The best use cases are teaching pages, financial model explainers, private planning portals, pricing tools, lightweight scenario models, and documentation where a static table hides the mechanism.

What changed from a normal document

A normal blog post can link to a spreadsheet. That is useful, but it pushes the reader out of the argument. They have to download the file, open Excel, trust the workbook, find the right tab, and remember what the article was explaining.

An embedded workbook keeps the model inside the page. The spreadsheet stops being an attachment and becomes an interactive figure. The reader can change an assumption at the exact point where the article is discussing that assumption.

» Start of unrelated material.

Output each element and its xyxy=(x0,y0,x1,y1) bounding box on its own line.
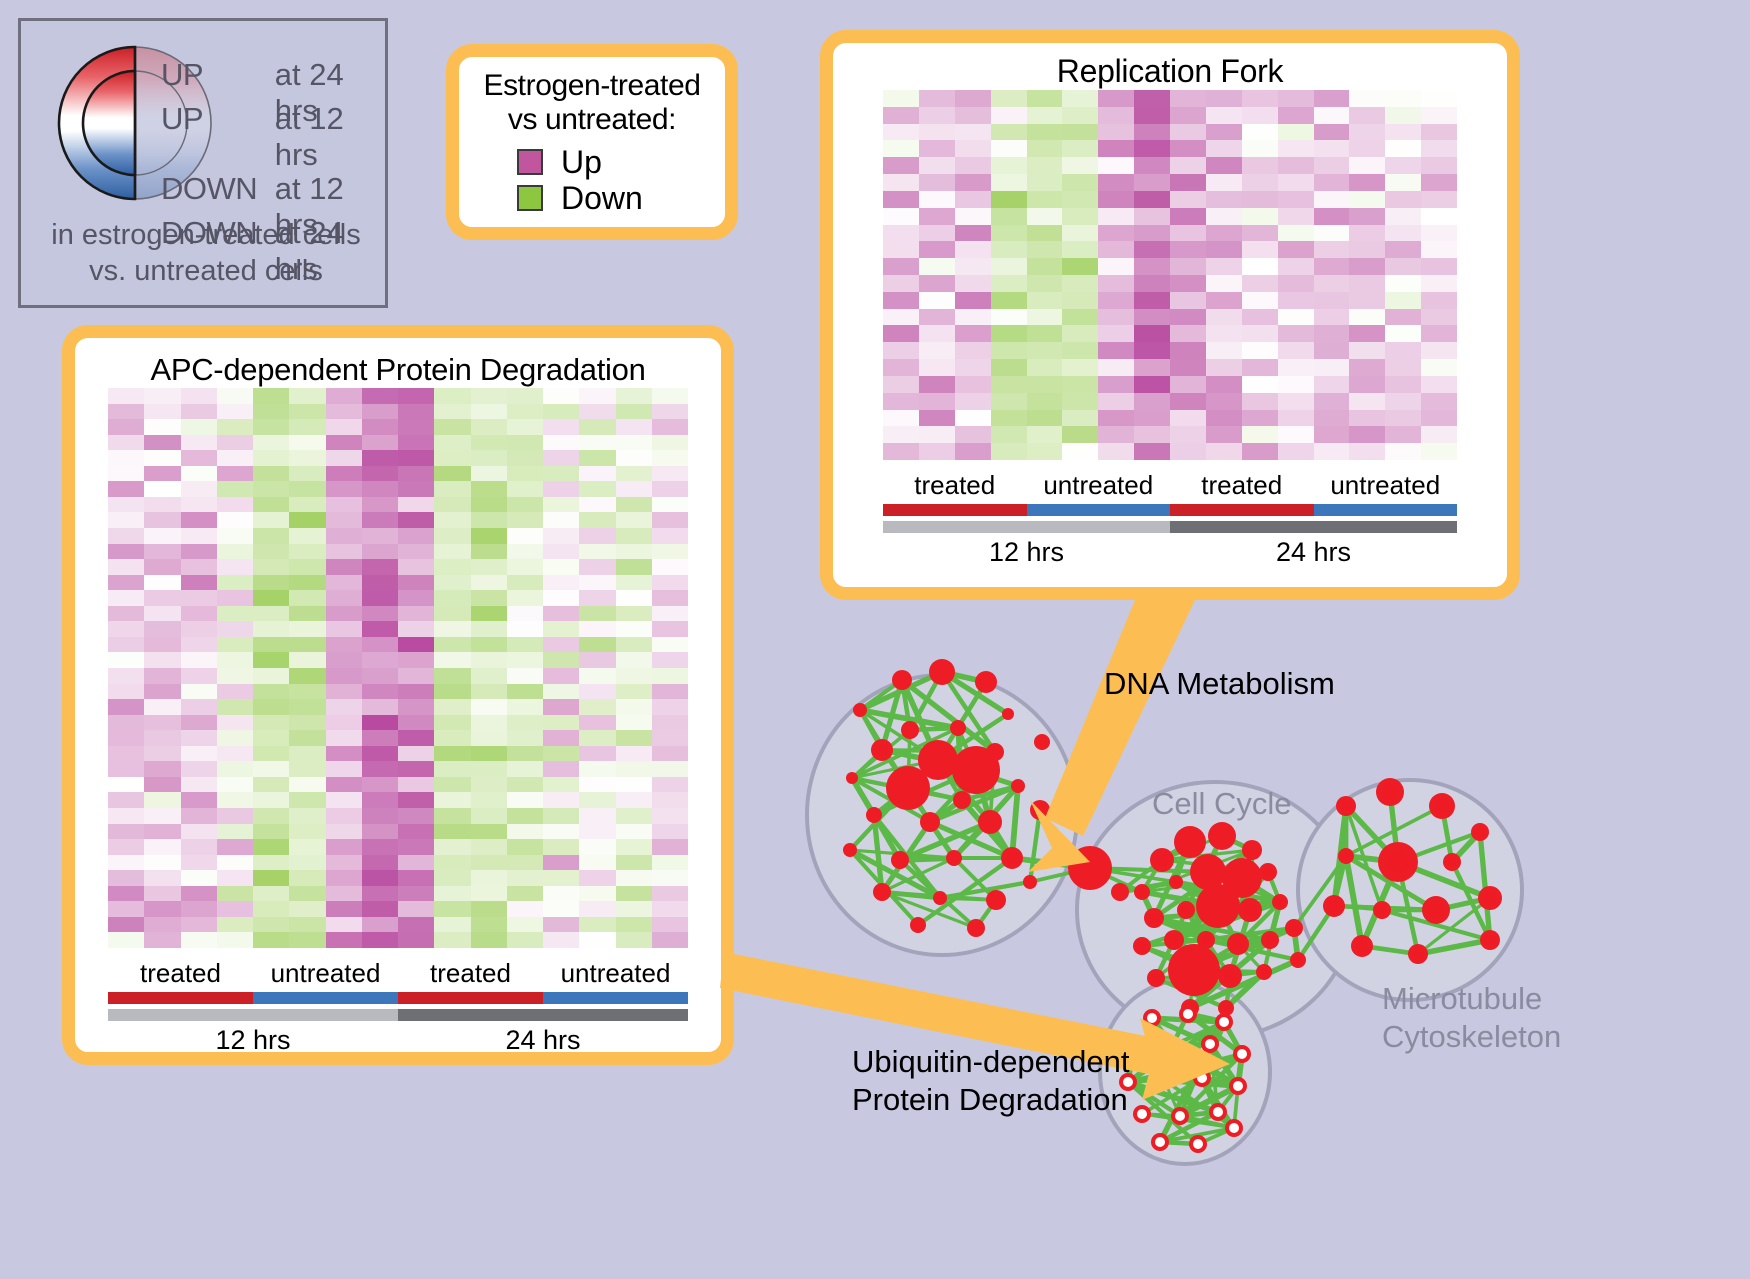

That is why this is not merely a technical stunt. Many business arguments are already encoded in spreadsheets. If the workbook can travel with the explanation, the artifact becomes more honest: the reader can inspect the logic instead of taking the conclusion on faith.

Frequently asked questions

Can Excel spreadsheets really become web applications?

Yes, for the parts of Excel that are data, formulas, formatting, sheets, and user interaction. The browser page is not running desktop Excel. It is running a browser spreadsheet engine fed by a converted workbook model.

Why not just use a static HTML table?

A static table can show current values, but it cannot preserve the model. The important behavior is recalculation. If changing a driver does not move the dependent cells, the web page is no longer carrying the spreadsheet's logic.

Can the edited model download back to Excel?

Yes. The export path serializes the live browser state into a new .xlsx. The result is not simply the original source file served again.

Is this a Google Sheets replacement?

No. Google Sheets is the better answer for broad collaboration, comments, permissions, and a familiar spreadsheet product. This is for cases where the workbook needs to be embedded as part of a custom page or workflow.

What does not work?

Desktop-only Excel behavior: VBA, COM add-ins, and local external references. Very large workbooks can also run into browser memory limits. The right target is a self-contained analytical workbook, not every workbook ever created.

Why keep the source .xlsx out of the public page?

Because a real workbook can contain hidden sheets, metadata, comments, stale names, and internal state. The public artifact should include the model surface you chose to publish, not every artifact that happened to live inside the source file.

Excel in the Browser · Part 1: From .xlsx to Live Grid · Part 2: How the Excel-in-Browser Demo Actually Works

The spreadsheet already contains the application. The architecture is just the machinery required to make that application live cleanly inside the browser.